For complex financial services companies, protecting standalone accounts, applications and services is simply unsustainable, leading large organizations to invest over the last decade in the more sophisticated approach offered by cloud-based Identity as a Service (IDaaS) solutions. The first job that IDaaS does is to impose rational design on the different elements of identity and access. For example, passwords often fail as a security protection because employees use weak ones or have too many to manage without reusing the same ones over and over. IDaaS impose policies on this while allowing users to access multiple services, including cloud services, using the wrapper of single sign-on (SSO), which in turn requires that popular applications be pre-integrated. Similarly, what users can do is easily constrained using access controls that limit geographical or time access.
A second innovation of IDaaS is allowing organizations to start using more sophisticated authentication controls in the form of real-time risk assessment carried out using machine learning, which trigger additional checks such as Multi Factor Authentication (MFA) if anomalies are spotted. This is a big difference between consumer and business account security. Adding additional factors to a home user login such as online shopping would probably be enough in most cases. Employees, on the other hand, make more demanding use cases, which is why imposing tighter MFA rules and challenges are required for added security.
Nevertheless, if IDaaS offers useful technological integration, its biggest plus is simply that it solves access challenges created by the move to cloud applications themselves. It’s easy to be lulled into thinking that a cloud application looks very similar to a business application hosted on a server sitting in a data centre. From the user’s point of view that might be true, but behind the scenes the cloud application exists outside the data centre network, which creates new and hidden challenges for security. IDaaS is a cloud-centric way to integrate these two worlds – the data centre and the corporate network – into something with a single, integrated layer of security management rather than allowing it to exist as separate silos. Looked at this way, it’s arguable that IDaaS in some form isn’t simply convenient but inevitable.
Who’s accessing what
A core ethos of IDaaS is automation, specifically the ability to control which employees are accessing which applications and data and in what context. This is not only positive for compliance but makes the underlying questions asked by compliance more meaningful. Do all the users with access to application data have the right to access it? Are users who’ve left an organization being quickly de-provisioned? Within the context of cloud applications managed through IDaaS, the answer should always be yes. Any good IDaaS system should be able to explain the state of its user and data control through comprehensive, automated controls.

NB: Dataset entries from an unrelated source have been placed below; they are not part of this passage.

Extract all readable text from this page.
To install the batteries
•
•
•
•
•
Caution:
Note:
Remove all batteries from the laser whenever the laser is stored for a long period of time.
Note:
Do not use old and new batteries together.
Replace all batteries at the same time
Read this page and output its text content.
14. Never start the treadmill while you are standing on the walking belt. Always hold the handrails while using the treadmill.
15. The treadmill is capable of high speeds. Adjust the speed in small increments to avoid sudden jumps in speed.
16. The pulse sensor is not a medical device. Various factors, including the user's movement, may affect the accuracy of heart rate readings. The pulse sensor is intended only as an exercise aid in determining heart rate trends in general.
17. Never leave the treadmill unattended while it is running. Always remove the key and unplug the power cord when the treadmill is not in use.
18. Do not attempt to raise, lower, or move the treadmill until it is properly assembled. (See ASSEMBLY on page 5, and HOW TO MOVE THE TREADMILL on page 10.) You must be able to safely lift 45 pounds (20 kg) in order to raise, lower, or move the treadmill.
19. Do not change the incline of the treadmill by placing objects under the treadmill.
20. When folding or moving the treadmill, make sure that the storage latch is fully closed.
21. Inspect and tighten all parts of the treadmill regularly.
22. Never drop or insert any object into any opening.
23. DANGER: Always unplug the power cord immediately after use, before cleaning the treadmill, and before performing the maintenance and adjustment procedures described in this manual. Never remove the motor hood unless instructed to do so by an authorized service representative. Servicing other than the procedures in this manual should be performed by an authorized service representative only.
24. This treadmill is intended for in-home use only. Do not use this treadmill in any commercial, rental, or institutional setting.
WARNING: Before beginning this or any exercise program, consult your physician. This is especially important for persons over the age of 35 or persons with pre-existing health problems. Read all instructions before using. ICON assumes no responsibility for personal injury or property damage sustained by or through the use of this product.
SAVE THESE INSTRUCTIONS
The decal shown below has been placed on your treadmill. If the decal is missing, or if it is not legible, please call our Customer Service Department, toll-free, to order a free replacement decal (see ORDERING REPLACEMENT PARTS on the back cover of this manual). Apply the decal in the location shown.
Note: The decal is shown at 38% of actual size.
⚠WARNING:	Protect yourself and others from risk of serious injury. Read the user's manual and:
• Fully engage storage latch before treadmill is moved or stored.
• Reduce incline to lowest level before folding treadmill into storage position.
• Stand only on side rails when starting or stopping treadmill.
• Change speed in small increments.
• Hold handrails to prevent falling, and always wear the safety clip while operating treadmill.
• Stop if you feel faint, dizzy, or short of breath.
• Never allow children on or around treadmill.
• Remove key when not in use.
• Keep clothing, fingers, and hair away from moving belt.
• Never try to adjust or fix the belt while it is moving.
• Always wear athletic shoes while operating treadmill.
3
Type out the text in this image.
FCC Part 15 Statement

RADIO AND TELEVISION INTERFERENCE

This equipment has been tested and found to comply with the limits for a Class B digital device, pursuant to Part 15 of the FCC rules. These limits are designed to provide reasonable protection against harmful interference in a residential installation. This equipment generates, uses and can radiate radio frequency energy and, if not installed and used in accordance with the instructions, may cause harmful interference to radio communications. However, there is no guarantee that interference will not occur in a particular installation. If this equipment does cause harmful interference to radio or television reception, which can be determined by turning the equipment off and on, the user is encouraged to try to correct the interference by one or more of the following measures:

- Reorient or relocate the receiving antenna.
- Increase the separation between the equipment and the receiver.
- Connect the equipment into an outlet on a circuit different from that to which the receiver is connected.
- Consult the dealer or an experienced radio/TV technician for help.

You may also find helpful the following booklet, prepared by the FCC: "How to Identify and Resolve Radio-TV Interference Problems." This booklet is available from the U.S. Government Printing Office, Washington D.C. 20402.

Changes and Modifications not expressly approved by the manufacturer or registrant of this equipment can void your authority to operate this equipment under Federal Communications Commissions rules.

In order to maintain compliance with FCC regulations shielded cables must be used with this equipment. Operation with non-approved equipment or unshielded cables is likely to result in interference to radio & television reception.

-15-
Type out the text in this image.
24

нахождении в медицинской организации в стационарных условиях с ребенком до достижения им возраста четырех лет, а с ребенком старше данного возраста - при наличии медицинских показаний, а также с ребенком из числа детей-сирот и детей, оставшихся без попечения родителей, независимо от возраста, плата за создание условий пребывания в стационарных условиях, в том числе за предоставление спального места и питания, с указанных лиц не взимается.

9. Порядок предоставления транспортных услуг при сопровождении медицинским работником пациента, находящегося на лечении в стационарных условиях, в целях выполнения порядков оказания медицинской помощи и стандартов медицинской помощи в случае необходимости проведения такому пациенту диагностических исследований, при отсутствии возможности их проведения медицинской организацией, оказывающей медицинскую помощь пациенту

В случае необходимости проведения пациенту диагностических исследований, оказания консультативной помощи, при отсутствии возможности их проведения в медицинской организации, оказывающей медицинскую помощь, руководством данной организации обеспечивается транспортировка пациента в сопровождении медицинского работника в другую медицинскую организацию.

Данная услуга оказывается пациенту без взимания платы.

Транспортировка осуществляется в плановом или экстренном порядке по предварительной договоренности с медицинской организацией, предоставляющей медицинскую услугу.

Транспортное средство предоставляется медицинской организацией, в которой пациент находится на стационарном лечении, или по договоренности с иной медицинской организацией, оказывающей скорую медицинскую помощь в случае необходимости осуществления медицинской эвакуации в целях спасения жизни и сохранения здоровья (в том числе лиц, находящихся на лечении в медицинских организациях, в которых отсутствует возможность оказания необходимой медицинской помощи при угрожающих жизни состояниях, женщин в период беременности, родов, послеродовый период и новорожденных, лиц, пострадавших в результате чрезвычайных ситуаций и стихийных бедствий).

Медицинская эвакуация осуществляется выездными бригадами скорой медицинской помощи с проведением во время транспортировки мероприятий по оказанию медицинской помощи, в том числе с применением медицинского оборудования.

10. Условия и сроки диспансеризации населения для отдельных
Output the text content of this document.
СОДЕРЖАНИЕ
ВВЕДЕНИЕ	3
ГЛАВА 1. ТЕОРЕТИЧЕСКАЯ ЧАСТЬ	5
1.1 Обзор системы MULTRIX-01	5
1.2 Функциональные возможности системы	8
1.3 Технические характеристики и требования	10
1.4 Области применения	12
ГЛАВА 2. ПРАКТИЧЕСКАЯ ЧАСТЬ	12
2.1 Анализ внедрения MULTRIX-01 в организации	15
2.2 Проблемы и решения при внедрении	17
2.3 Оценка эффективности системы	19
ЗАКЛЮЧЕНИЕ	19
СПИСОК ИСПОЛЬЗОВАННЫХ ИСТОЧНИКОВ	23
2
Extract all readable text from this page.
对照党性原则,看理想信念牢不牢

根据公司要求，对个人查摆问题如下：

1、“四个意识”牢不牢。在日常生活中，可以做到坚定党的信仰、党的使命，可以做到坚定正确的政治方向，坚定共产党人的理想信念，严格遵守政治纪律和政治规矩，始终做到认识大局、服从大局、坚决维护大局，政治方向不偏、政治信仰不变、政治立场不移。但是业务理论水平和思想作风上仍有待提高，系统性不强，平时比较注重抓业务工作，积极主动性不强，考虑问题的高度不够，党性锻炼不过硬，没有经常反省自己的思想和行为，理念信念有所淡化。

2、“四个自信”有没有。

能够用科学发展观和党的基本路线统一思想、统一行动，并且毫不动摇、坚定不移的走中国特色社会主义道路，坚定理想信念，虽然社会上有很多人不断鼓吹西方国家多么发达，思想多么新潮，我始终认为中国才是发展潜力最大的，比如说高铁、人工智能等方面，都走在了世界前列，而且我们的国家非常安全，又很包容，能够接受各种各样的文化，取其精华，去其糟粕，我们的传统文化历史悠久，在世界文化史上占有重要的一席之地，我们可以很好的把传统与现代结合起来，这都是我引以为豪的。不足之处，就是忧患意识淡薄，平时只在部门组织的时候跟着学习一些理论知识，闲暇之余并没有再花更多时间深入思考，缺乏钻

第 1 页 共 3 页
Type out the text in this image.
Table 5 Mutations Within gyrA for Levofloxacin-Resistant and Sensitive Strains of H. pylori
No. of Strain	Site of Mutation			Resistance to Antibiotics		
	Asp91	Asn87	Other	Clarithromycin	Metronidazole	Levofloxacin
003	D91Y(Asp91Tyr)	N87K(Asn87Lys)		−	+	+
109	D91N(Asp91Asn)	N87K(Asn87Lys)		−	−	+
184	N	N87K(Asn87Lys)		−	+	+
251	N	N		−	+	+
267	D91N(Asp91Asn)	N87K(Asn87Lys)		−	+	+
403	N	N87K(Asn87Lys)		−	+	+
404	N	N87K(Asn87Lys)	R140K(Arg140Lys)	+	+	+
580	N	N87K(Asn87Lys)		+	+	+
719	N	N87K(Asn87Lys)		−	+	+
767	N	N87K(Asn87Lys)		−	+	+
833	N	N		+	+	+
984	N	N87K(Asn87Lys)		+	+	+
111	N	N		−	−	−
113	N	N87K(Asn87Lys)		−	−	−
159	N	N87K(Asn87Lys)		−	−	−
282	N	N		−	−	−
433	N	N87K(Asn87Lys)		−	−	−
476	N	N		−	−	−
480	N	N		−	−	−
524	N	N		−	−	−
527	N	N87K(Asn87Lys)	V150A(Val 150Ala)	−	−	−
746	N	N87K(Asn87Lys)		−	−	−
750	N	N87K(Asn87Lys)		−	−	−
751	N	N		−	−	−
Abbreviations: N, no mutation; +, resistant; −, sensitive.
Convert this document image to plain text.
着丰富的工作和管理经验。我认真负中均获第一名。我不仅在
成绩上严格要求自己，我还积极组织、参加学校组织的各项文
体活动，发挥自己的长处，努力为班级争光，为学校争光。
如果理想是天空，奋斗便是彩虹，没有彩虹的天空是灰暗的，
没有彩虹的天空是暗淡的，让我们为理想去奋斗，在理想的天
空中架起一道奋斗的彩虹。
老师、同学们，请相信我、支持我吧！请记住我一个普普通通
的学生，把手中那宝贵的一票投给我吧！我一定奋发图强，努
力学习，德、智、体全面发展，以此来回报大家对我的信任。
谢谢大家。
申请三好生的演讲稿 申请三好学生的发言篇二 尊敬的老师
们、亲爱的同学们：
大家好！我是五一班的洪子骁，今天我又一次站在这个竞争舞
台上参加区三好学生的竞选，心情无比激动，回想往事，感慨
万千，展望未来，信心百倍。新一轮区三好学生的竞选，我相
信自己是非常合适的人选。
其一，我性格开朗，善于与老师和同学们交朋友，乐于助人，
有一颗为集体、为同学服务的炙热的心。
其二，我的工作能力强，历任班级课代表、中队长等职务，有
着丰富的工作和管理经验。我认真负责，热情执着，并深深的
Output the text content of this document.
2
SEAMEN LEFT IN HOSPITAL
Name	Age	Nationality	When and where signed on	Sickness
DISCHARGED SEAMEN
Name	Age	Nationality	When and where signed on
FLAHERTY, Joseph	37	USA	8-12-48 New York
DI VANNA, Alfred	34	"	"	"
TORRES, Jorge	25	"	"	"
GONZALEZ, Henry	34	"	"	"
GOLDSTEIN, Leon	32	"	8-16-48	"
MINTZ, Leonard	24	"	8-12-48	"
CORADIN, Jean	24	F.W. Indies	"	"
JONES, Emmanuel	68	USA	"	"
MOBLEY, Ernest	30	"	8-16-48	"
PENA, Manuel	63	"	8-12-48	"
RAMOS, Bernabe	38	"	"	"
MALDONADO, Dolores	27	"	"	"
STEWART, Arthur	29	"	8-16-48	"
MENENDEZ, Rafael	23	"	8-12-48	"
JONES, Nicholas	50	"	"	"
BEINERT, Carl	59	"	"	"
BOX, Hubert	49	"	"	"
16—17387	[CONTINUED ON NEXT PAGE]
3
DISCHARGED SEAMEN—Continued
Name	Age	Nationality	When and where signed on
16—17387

Thanks to the weak state of older models of digital identity, the move to cloud applications was always going to be a tough challenge. The tech world has spent more than 20 years trying to fix this with numerous innovations and technologies, not all of which have proved helpful in the long run. Now, with open standards for many of the underlying security components, and the emergence of technologies such as IDaaS which can manage these technologies as a logical entity, businesses can at last embrace the cloud without fear that they are storing up problems for the future.